— Господин Тэйлон, — слегка наклонил он голову. — Вы проделали долгий путь. Не сочтите за грубость, но вы выглядите очень болезненно.
— Да, потому что устал, — отозвался я. — Сейчас это вообще дело десятое.
И всё же для меня не стало секретом, как он едва заметно указал на ворота глазами Фальке. Та кивнула, запрыгнула в карету и тут же умчалась. Предположу, за доком.
Собственно… и вот. Цель достигнута. Я добрался до дома этого парня. А теперь куда? И вообще, что делать? Я озадаченно оглядел присутствующих, заметив, как в окнах поместья начали появляться одинокие любопытные лица других обитателей.

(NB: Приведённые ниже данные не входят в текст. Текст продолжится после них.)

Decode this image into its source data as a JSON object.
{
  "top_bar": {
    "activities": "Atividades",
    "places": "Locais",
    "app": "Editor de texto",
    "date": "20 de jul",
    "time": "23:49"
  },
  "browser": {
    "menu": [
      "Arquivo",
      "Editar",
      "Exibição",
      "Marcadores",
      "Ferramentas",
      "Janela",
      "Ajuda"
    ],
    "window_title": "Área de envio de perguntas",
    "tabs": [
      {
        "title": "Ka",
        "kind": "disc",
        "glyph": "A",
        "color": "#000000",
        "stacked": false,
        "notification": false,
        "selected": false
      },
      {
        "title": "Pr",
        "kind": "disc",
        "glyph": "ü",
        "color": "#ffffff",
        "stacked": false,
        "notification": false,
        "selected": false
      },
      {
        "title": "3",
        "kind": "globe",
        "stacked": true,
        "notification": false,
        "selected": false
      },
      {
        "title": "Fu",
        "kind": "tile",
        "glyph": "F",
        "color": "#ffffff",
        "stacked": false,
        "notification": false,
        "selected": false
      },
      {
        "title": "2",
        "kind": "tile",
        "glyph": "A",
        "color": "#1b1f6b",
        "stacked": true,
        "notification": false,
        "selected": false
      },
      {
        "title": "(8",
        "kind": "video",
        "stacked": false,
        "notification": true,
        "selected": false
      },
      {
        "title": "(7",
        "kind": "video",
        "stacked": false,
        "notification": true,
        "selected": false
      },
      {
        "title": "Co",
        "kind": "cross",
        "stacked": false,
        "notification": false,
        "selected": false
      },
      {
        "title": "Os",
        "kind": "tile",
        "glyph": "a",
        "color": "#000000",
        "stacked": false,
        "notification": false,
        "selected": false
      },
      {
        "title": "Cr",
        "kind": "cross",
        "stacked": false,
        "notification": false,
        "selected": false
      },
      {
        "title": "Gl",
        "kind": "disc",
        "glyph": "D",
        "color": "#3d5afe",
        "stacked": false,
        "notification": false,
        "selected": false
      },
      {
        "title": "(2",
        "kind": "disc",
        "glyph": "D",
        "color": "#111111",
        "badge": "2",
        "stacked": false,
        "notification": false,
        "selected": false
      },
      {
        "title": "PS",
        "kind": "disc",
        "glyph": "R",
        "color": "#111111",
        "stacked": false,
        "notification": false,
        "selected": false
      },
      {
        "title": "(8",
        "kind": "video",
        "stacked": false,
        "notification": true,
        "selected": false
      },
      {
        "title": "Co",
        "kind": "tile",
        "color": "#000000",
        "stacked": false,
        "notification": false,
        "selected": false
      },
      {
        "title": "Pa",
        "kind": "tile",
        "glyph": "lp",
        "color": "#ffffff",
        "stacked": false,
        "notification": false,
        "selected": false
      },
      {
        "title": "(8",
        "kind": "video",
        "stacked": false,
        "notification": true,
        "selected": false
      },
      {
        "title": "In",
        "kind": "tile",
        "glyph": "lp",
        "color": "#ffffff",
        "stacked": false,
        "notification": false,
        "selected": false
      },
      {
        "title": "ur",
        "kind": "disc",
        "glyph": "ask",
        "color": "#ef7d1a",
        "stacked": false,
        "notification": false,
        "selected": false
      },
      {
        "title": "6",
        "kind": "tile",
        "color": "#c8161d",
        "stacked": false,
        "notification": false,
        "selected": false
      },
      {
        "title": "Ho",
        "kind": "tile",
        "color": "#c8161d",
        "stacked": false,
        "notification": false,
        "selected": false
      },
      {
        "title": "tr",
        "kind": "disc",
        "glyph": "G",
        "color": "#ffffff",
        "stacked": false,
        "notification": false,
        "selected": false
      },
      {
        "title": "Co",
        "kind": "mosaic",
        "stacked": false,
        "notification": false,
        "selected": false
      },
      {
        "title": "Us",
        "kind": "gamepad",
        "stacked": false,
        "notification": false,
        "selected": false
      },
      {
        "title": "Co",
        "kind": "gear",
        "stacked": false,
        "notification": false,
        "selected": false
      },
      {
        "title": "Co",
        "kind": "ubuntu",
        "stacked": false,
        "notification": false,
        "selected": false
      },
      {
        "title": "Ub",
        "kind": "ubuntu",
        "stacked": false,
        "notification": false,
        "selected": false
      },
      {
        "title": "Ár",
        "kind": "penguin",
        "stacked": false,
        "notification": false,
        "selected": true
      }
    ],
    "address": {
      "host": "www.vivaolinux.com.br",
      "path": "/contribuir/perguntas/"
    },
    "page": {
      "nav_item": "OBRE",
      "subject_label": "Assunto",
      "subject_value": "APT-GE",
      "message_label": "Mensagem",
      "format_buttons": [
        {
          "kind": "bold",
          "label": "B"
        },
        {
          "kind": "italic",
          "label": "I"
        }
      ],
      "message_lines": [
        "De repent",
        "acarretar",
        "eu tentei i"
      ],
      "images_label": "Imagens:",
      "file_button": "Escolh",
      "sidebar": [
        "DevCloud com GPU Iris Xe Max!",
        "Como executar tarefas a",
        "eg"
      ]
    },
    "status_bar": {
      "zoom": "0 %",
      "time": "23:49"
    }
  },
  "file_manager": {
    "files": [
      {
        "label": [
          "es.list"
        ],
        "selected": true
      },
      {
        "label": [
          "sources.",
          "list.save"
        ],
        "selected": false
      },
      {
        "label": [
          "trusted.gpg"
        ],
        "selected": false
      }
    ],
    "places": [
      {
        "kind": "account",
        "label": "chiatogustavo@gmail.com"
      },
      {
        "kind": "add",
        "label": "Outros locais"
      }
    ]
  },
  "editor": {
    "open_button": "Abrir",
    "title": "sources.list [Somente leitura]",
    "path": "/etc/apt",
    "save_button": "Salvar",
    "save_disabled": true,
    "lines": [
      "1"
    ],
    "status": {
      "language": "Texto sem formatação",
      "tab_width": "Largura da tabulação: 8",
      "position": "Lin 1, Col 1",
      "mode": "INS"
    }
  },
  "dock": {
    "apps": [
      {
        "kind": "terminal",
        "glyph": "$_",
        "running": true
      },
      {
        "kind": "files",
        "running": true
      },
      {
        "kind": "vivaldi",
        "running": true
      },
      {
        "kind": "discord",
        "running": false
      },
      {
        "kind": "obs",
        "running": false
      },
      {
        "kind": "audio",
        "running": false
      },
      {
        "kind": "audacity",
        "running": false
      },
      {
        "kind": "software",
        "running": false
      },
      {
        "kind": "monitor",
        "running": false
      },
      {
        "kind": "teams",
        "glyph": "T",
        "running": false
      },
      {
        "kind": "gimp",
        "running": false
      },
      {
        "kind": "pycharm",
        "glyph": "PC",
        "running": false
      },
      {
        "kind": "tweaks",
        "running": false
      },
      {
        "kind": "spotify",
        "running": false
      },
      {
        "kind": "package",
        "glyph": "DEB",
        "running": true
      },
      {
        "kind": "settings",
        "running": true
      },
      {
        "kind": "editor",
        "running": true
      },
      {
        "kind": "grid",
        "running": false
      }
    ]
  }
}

Нет, на войне явно проще. Пришёл, увидел врага, убил врага. Я знал, в какую сторону двигаться, как и знал, как надо себя вести. Даже появись в неизвестном месте, я быстро мог сориентироваться в обстановке. Война везде одинакова. Но сейчас был в лёгком ступоре, так как это была не война и мои цели были непонятны. Я приехал, и что? К родителям парня идти или в комнату? Чем сейчас мне заниматься? Как здесь себя вести? Какова цель?
Секундная заминка, и план на ближайший час пришёл сам собой.
Логично будет сначала встретиться с предками парня. Показать себя и посмотреть на них, так скажем.
Как я понял, меня записали в списки убитых. На войне такое случалось нередко. А когда всё на бумаге, где нет общей базы данных и где случайно могли что-то перепутать, такое вообще было обычным делом.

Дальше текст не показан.